Monday, December 22, 2008

Salon Quickie Tip #3: Matt Groening on Character Design



Matt Groening: The secret of designing cartoon characters — and I’m giving away this secret now to all of you out there — is: you make a character that you can tell who it is in silhouette. I learned this from watching Mickey Mouse as a kid. You can tell Mickey Mouse from a mile away…those two big ears. Same thing with Popeye, same thing with Batman. And so, if you look at the Simpsons, they’re all identifiable in silhouette. Bart with the picket fence hair, Marge with the beehive, and Homer with the two little hairs, and all the rest. So…I think about hair quite a lot.
Good advice, I think the principle of silhouettes in character design can be expanded a bit more though. But that's for the next article...

Monday, December 8, 2008

Salon Quickie Tip #2: Cleaning Up Line Work in Photoshop

I'm a little proud of this little technique as I came up with it myself.

When cleaning up scanned black and white line work in Photoshop sometimes you miss small spots and gradients that you wouldn't see on the screen but show up when printed. Here's what you can do so you don't miss any spots.

First, you need to separate the black lines from the white background. Do this by going into Channels. It doesn't matter if it's CMYK, RGB or Grayscale (I prefer Grayscale) Just hold Ctrl and click the very first channel. You have now selected everything that is white so the next step is Select-Inverse (Shift-Ctrl-I). Now you've selected everything that is black.

Now create a new layer and fill the selection with black. You now have a layer with only black lines. At this point if you were in Grayscale please convert to CMYK or RGB color.

This is where the neat trick comes in. Add Layer Properties-Stroke. (The little fx symbol on the Layers palette)


Any little flecks or scratches you missed now have a red blob around them which makes them much easier to spot. Just erase them and now you have much cleaner art.

Monday, December 1, 2008

Salon Quickie Tip #1: Photoshop New Window

I'm planning to make Quickie Tips a regular series. Whether it's Photoshop, Illustrator, or traditional art techniques feel free to contribute any neat or helpful tricks you've learned over the years.

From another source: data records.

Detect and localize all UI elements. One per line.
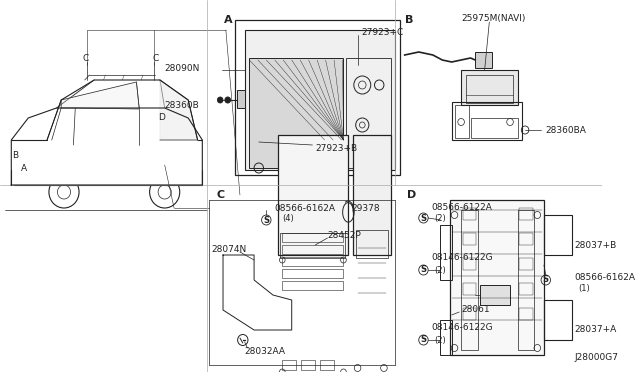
Polygon shape <box>61 82 140 109</box>
Bar <box>520 283 532 295</box>
Circle shape <box>225 97 230 103</box>
Text: (4): (4) <box>282 214 294 222</box>
Bar <box>282 233 344 242</box>
Text: 28360BA: 28360BA <box>546 125 587 135</box>
Bar <box>461 70 518 105</box>
Bar <box>461 210 478 350</box>
Bar <box>282 257 344 266</box>
Bar <box>450 200 544 355</box>
Bar <box>466 75 513 103</box>
Bar <box>282 281 344 290</box>
Bar <box>282 269 344 278</box>
Text: C: C <box>216 190 225 200</box>
Bar <box>440 320 452 355</box>
Bar <box>236 20 400 175</box>
Bar <box>544 300 572 340</box>
Text: 28090N: 28090N <box>164 64 200 73</box>
Text: D: D <box>158 112 165 122</box>
Polygon shape <box>223 255 292 330</box>
Polygon shape <box>12 108 202 185</box>
Text: 28037+A: 28037+A <box>574 326 616 334</box>
Text: C: C <box>83 54 89 62</box>
Bar <box>463 283 476 295</box>
Text: (1): (1) <box>578 285 589 294</box>
Text: A: A <box>224 15 232 25</box>
Text: S: S <box>420 336 426 344</box>
Bar <box>463 208 476 220</box>
Text: 08146-6122G: 08146-6122G <box>431 324 493 333</box>
Bar <box>237 90 244 108</box>
Bar <box>463 233 476 245</box>
Bar <box>250 58 344 168</box>
Bar <box>520 258 532 270</box>
Polygon shape <box>160 80 198 140</box>
Text: C: C <box>152 54 159 62</box>
Text: B: B <box>404 15 413 25</box>
Bar <box>520 208 532 220</box>
Bar <box>320 360 334 370</box>
Text: 27923+B: 27923+B <box>316 144 357 153</box>
Text: 28360B: 28360B <box>164 100 200 109</box>
Text: (2): (2) <box>435 266 447 275</box>
Text: 28037+B: 28037+B <box>574 241 616 250</box>
Bar <box>520 308 532 320</box>
Bar <box>544 215 572 255</box>
Text: (2): (2) <box>435 214 447 222</box>
Polygon shape <box>47 80 198 140</box>
Bar <box>282 360 296 370</box>
Bar <box>356 230 388 258</box>
Bar <box>470 118 518 138</box>
Bar <box>463 308 476 320</box>
Circle shape <box>218 97 223 103</box>
Text: (2): (2) <box>435 336 447 344</box>
Text: 08566-6122A: 08566-6122A <box>431 202 492 212</box>
Text: S: S <box>543 276 548 285</box>
Bar <box>452 102 522 140</box>
Bar <box>282 245 344 254</box>
Bar <box>346 58 390 168</box>
Text: 28032AA: 28032AA <box>244 347 285 356</box>
Circle shape <box>26 157 31 163</box>
Text: S: S <box>420 214 426 222</box>
Bar <box>518 210 534 350</box>
Bar <box>280 233 346 258</box>
Text: 28452P: 28452P <box>328 231 361 240</box>
Bar <box>463 258 476 270</box>
Text: 25975M(NAVI): 25975M(NAVI) <box>461 13 525 22</box>
Bar <box>520 233 532 245</box>
Text: 08146-6122G: 08146-6122G <box>431 253 493 263</box>
Text: D: D <box>406 190 416 200</box>
Text: J28000G7: J28000G7 <box>574 353 618 362</box>
Bar <box>278 135 348 255</box>
Text: 28074N: 28074N <box>212 246 247 254</box>
Text: S: S <box>420 266 426 275</box>
Bar <box>244 30 396 170</box>
Text: B: B <box>12 151 19 160</box>
Bar <box>454 105 468 138</box>
Circle shape <box>20 145 26 151</box>
Text: A: A <box>20 164 27 173</box>
Text: 28061: 28061 <box>461 305 490 314</box>
Bar <box>476 52 492 68</box>
Text: 08566-6162A: 08566-6162A <box>574 273 635 282</box>
Text: 08566-6162A: 08566-6162A <box>275 203 336 212</box>
Bar <box>440 225 452 280</box>
Bar <box>480 285 510 305</box>
Text: 27923+C: 27923+C <box>362 28 404 36</box>
Text: S: S <box>263 215 269 224</box>
Text: 29378: 29378 <box>351 203 380 212</box>
Bar <box>353 135 390 255</box>
Bar <box>301 360 316 370</box>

Here's something I use frequently in Photoshop, New Window.
Tired of zooming in and out while you're painting in Photoshop? Just open another duplicate window resized to show the entire image.

Go to: Window-Arrange-New Window for yourfilename.psd























Tuck this new second window in the corner. You now have two simultaneous views of your work. While you paint in the main window the second window will show the changes too!